From the Top 10 Mistakes Moms Make with Their Exes by Sally Abrahms
Keep your ex-spouse informed about everyday happenings and problems concerning your child. This includes school events and extracurricular activities. You may not want him there, but your child probably does. Put your selfish feelings aside and consider your child's well being. And it will go a long way in building a peaceful, harmonious relationship.

Get Help in Collecting Child Support

The Child Support Enforcement agency is a government agency set up to help custodial parents receive child support payments on a regular basis. If you are not familiar with this agency, check the divorce laws for your state to see if child support is mandated to be paid through this agency. You can find links to organizations such as Divorcesource.com or Divorcesupport.com listed here at Singleparent Tips. These sites list the laws for each individual state and should contain links to obtaining information for your area. This agency has a very good track record in finding errant parents who have been negligent in providing for their child's needs.

Communication is Important

If you and your ex are unable to carry on a civil conversation, you may need to find other ways to communicate information such as through letters or notes. If it is a very hostile situation that could end up in court, be sure to make copies of all your written communications to have as evidence should you need it. Some people have to communicate solely through lawyers, which is sad because the two adults are acting worse than a couple of two-year olds fighting over the same toy, except it is a child. If the other spouse insists upon acting like a child, then you need to be the grown-up and, by example, teach the other parent how to communicate. Set a good example for your children and exhibit some maturity in handling your side of the situation. Show them the right way to handle negative situations, not the wrong way, which is stooping to the other parent's level. Respect yourself even if your ex doesn't show you any.

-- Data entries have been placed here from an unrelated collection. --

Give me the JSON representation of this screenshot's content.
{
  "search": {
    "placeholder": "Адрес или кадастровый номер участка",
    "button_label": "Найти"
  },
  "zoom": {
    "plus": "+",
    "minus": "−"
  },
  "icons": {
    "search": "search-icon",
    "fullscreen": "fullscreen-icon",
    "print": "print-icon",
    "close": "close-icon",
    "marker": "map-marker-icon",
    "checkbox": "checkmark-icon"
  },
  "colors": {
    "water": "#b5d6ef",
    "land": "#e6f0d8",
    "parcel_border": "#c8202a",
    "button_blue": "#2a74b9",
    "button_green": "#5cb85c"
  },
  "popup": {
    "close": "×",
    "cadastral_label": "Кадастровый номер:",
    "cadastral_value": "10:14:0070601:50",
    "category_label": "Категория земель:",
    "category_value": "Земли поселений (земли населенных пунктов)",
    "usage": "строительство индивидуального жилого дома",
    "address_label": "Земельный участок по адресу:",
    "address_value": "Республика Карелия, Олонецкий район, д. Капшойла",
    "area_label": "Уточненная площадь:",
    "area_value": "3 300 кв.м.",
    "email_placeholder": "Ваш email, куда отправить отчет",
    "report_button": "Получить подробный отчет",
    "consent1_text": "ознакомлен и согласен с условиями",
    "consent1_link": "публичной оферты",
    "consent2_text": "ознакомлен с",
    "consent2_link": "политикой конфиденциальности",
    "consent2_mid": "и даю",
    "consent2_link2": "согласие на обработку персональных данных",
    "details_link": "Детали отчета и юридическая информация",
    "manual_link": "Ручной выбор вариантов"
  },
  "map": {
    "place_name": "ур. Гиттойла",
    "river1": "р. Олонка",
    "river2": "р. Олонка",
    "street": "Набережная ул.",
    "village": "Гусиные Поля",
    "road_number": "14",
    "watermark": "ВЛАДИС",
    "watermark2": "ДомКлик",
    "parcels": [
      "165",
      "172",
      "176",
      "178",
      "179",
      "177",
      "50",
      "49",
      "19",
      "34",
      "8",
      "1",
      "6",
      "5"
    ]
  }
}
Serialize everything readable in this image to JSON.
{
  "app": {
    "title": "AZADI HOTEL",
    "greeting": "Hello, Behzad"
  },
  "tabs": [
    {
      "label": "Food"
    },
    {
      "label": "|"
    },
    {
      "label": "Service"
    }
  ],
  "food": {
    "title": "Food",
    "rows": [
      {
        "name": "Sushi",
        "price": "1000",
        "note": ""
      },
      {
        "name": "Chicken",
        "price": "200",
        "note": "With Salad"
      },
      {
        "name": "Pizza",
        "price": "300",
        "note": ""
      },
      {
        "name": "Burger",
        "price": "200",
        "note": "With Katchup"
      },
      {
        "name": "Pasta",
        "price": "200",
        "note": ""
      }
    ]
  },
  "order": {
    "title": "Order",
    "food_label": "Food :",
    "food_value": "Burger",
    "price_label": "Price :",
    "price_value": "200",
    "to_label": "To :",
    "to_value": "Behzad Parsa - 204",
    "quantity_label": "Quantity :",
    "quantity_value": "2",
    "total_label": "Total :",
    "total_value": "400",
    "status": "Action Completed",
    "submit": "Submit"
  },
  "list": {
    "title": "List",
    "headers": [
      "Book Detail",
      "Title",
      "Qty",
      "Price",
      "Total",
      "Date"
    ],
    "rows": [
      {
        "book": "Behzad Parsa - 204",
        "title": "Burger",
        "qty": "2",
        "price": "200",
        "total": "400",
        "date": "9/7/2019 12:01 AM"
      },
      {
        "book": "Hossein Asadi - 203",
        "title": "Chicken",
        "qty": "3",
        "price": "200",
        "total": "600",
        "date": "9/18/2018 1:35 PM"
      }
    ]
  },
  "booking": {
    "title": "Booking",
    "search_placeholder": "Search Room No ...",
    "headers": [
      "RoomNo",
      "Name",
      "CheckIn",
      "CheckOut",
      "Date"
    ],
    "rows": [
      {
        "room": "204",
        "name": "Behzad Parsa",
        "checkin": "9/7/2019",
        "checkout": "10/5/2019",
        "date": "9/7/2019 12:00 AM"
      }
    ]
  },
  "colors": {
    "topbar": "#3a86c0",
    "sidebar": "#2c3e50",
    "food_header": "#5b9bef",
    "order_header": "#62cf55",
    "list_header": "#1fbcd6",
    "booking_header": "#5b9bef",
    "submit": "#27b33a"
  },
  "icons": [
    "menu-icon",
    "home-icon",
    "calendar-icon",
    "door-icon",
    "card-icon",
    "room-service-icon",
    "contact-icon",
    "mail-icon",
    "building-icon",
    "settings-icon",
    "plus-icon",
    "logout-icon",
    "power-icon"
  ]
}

Don't Act As if You Know More

From the Top 10 Mistakes Moms Make with Their Exes by Sally Abrahms
Don't act as if you know more or better than your ex-spouse. Instead of saying “Lucy has to go to this school, I know what I am talking about”, try saying instead “I've done some research on this school and think it would be better for Lucy. Let me tell you why. What do you think?” In this manner you have presented your research and given your reasons for recommending a decision and allowing the other parent to voice an opinion or render a recommendation. A cooperative attitude beats an authoritarian one and you are more likely to win. Treat your ex-spouse as an adult, and don't act superior and as if only you know what's best.

Forget Past Mistakes

From the Top 10 Mistakes Moms Make with Their Exes by Sally Abrahms
Don't bring up past mistakes and injustices. Throw away your laundry list of complaints and stay focused on the topic of discussion. Forget past mistakes, deal with the present. Hopefully they have learned from their past mistakes. It is time to forgive and forget.

No Double Standards

From the Top 10 Mistakes Moms Make with Their Exes by Sally Abrahms
If you set a standard for your ex-spouse, be prepared to live up to the same standard. If it is important for your ex-spouse to show up on time, and you hold him to this, be sure that you are not late yourself. If you set requirements for your ex-spouse, it is only fair that you hold yourself to the same expectation.